Supo que se había despertado porque alcanzaron su cerebro distintos estímulos auditivos: la cacofonía del tráfico por la ventana abierta; desde la cocina, el entrechocar de la loza, las voces salpicadas de risas de sus compañeros de piso. Sin embargo, no veía nada; entre un párpado y otro había apenas una rendija de claridad. Se llevó los dedos primero al pómulo, debido a un pequeño error de cálculo, y después, por fin, al ojo derecho, y en lugar de pestañas encontró cerdas tiesas de puercoespín. Amalgamándolas, una costra cuyo tacto familiar proyectó en su memoria recuerdos de infancia: tenía conjuntivitis.
Aun sabiendo que sería en vano, intentó abrir alguno de los dos ojos, me da igual cuál, con uno me basta, con un poquito me basta. En aquella oscuridad anaranjada se abrió paso la voz de su madre: calienta un poco de agua, empapa un algodón limpio y ablanda la costra. Con los brazos, como si fuese una azafata, trazó el recorrido de su cuarto a la cocina, pero enseguida comprendió que no podría manipular el microondas a ciegas. No podía pedir ayuda a los chicos, ella, que jamás llevaba un mechón fuera de su sitio: como la vieran en semejante estado tendría que soportar bromita tras bromita hasta el fin de sus días. El baño, decidió, agua caliente sin algodón aunque me escalde las manos. Estaba lejos (¿a cuántos pasos?), pero podría llegar a tientas. Solo entonces, cuando la mano ya había encontrado el pomo y los dedos se disponían a retorcerlo, cayó en la cuenta de que estaba desnuda.

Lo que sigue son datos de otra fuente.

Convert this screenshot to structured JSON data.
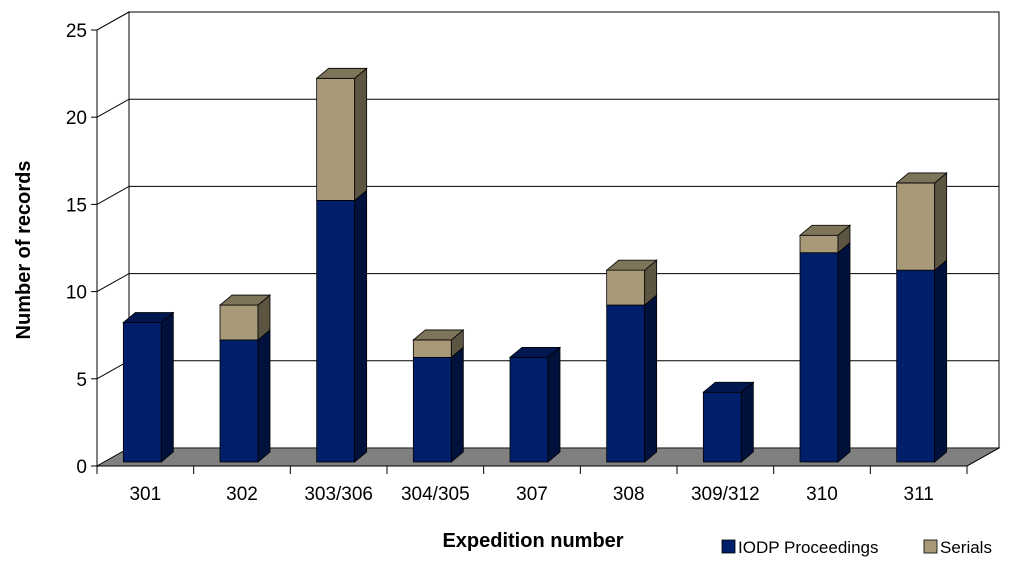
{
  "chart_data": {
    "type": "bar",
    "stacked": true,
    "three_d": true,
    "categories": [
      "301",
      "302",
      "303/306",
      "304/305",
      "307",
      "308",
      "309/312",
      "310",
      "311"
    ],
    "series": [
      {
        "name": "IODP Proceedings",
        "values": [
          8,
          7,
          15,
          6,
          6,
          9,
          4,
          12,
          11
        ],
        "color": "#001f6b"
      },
      {
        "name": "Serials",
        "values": [
          0,
          2,
          7,
          1,
          0,
          2,
          0,
          1,
          5
        ],
        "color": "#a89a78"
      }
    ],
    "xlabel": "Expedition number",
    "ylabel": "Number of records",
    "ylim": [
      0,
      25
    ],
    "yticks": [
      0,
      5,
      10,
      15,
      20,
      25
    ],
    "grid": true,
    "legend_position": "bottom-right",
    "floor_color": "#808080"
  }
}
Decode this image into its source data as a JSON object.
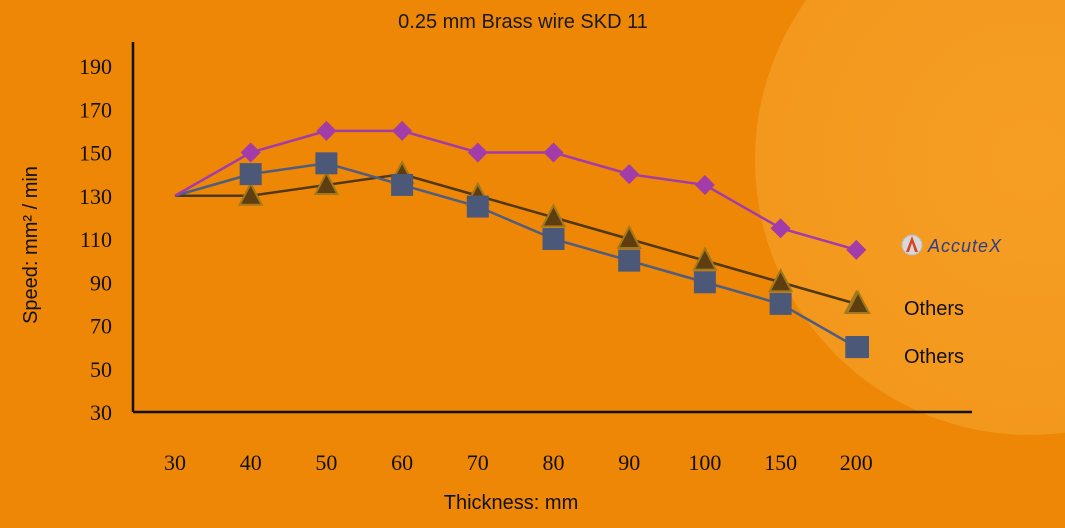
{
  "chart_data": {
    "type": "line",
    "title": "0.25 mm Brass wire SKD 11",
    "xlabel": "Thickness: mm",
    "ylabel": "Speed: mm² / min",
    "categories": [
      "30",
      "40",
      "50",
      "60",
      "70",
      "80",
      "90",
      "100",
      "150",
      "200"
    ],
    "ylim": [
      30,
      190
    ],
    "yticks": [
      30,
      50,
      70,
      90,
      110,
      130,
      150,
      170,
      190
    ],
    "grid": false,
    "series": [
      {
        "name": "AccuteX",
        "marker": "diamond",
        "color": "#a23ca8",
        "line_color": "#a23ca8",
        "values": [
          130,
          150,
          160,
          160,
          150,
          150,
          140,
          135,
          115,
          105
        ]
      },
      {
        "name": "Others",
        "marker": "triangle",
        "color": "#5e3d10",
        "line_color": "#4f3812",
        "values": [
          130,
          130,
          135,
          140,
          130,
          120,
          110,
          100,
          90,
          80
        ]
      },
      {
        "name": "Others",
        "marker": "square",
        "color": "#4b5878",
        "line_color": "#4f5d7e",
        "values": [
          130,
          140,
          145,
          135,
          125,
          110,
          100,
          90,
          80,
          60
        ]
      }
    ],
    "legend_position": "right"
  },
  "legend_labels": {
    "accutex_logo_text": "AccuteX"
  }
}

No sin sufrir en el intento algún encontronazo con el mobiliario, desanduvo el camino hasta la cama y deslizó la mano bajo la almohada por si hubiera guardado el pijama allí. Aunque palpó desesperada a un lado y a otro, no lo encontró. Estuvo tentada de arrancar la sábana y envolverse artísticamente en ella como tantas veces había visto hacer en las películas, pero se vio rota en el suelo, las piernas enredadas en la tela que cada vez era menos blanca y más roja: acabaría abriéndose la frente contra cualquier superficie hostil. Con cuidado, se puso de rodillas en el espacio que había entre la cama y la pared y tanteó en busca de la ropa que, según su costumbre, hubiese dejado tirada la noche anterior. Hasta que recordó haberla echado al cesto de la colada.

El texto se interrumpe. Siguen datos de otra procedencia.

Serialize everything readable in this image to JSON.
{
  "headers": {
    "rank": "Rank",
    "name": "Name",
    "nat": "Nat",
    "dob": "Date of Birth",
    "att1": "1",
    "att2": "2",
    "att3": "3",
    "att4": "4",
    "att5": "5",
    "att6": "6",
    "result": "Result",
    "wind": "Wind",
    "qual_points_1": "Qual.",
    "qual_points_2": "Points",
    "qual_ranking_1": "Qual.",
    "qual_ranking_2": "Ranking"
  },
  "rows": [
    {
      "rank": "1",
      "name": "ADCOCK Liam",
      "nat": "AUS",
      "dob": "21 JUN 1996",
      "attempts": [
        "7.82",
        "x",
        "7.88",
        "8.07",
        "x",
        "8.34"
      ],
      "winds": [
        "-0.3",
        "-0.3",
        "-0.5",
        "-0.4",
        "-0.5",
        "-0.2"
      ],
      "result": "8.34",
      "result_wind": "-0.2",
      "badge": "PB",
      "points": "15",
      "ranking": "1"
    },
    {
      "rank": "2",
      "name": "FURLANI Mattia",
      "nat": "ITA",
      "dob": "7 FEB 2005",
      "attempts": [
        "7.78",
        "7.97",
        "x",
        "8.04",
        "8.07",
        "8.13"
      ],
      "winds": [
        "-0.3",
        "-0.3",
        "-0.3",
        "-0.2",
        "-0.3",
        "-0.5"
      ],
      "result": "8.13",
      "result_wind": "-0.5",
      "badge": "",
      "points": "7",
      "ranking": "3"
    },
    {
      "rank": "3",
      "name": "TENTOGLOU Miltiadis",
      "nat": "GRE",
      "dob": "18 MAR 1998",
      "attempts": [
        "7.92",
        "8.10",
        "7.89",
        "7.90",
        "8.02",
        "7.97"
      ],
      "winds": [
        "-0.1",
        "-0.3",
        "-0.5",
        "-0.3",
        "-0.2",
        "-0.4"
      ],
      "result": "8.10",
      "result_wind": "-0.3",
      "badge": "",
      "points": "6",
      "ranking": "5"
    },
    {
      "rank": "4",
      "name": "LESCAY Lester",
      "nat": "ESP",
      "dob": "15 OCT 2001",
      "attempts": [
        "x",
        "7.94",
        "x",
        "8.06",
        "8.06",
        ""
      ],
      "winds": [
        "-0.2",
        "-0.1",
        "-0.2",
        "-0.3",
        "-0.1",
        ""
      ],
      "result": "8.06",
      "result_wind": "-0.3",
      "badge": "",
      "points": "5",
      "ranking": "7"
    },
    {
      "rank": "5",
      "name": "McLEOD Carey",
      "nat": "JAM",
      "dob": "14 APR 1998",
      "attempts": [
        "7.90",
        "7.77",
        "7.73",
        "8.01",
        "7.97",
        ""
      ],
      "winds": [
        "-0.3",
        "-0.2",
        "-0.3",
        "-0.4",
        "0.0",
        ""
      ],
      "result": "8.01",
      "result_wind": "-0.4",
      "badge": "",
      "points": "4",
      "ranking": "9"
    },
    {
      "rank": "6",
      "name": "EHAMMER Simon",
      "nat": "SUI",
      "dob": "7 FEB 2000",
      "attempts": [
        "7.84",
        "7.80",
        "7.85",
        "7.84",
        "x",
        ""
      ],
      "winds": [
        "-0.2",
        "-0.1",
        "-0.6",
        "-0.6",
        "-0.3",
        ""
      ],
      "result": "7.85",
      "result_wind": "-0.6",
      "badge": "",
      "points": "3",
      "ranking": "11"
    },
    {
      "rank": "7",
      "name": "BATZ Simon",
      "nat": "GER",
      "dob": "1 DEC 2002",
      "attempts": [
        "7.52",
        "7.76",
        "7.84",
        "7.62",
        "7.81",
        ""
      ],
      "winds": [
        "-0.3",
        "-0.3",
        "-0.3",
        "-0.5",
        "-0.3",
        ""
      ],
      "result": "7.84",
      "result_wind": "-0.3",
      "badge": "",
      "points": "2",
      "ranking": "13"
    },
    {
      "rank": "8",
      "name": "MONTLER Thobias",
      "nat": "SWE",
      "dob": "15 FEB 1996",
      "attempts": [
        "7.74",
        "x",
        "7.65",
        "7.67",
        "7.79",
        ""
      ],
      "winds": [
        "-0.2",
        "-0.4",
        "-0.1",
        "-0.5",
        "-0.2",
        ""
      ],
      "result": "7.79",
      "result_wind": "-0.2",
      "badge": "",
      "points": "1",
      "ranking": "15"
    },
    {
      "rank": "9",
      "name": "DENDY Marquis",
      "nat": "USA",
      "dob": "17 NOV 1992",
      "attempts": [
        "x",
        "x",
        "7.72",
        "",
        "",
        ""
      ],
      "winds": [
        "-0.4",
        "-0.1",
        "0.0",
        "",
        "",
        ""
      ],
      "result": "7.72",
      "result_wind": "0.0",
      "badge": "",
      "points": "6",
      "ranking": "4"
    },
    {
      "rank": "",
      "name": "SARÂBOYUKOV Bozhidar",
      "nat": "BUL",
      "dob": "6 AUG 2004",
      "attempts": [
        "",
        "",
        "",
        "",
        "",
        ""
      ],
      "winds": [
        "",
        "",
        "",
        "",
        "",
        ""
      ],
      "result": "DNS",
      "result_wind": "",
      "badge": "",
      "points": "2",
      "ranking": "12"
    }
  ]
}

Tenía que haber algo en la silla del escritorio, situado 90 grados a la derecha. Localizó con los dedos un sujetador y se lo puso, aunque después de varios intentos por abrochárselo comprendió que se lo había colocado del revés, con los aros hacia fuera. En aquella situación, la clave del éxito radicaba en la economía de movimientos y, como las bragas no eran imprescindibles para sus propósitos inmediatos, decidió afanarse en buscar otra prenda con la que cubrir la parte inferior de su cuerpo.
Llegó al armario después de tropezarse con las sandalias, que tampoco le serían de excesiva utilidad. Estaba sudando. Apoyó la frente en las puertas correderas, y encontró cierto alivio en la madera fría. Después pegó el pecho, al que siguió el vientre y, por último, las puntas de los pies. Al contacto con la suave piel del armario, cobró súbita conciencia de sus pezones. No podía verla así. Cierto es que siendo, como eran, compañeros de piso, Juan la había visto en todo tipo de situaciones desfavorecedoras: de resaca, con gripe, en bata en invierno. Incluso sin depilar en verano durante la época de exámenes, pero eso era antes y ahora es ahora.
Ahora era distinto. Él era distinto. ¿Cómo no se había dado cuenta antes?
Con ambas manos deslizó las puertas y empezó a recorrer con los dedos los diferentes estantes. Si es que eres un desastre, mira qué desorden, lo tienes todo manga por hombro, volvió a intervenir su madre. Palpó tejidos sedosos de lo que imaginó pañuelos y fulares, mezclados con tejidos elásticos que intuyó camisetas. Quizás ahí hubiese algo. Tiró de una de las prendas, que al parecer se bifurcaba en dos en uno de los extremos: un par de mallas. Buscó la etiqueta con los dedos para evitar ponerse de nuevo una prenda del revés y, tal como sospechaba, hubo de darle la vuelta. Consiguió subirse las mallas, que notó tirantes en la vulnerable entrepierna, y se agachó para coger otra prenda, la primera que encontrase con dos aberturas para los brazos, fuese lo que fuese. Cuando se la puso, se sintió abrazada por un olor ajeno y al mismo tiempo familiar. Casi pudo sentir aquellas manos grandes y callosas recorriendo su espalda, aquellos dedos, que imaginó hábiles, despertando a cada poro de su letargo. Debía de haber metido por error en su cajón alguna camiseta de Juan.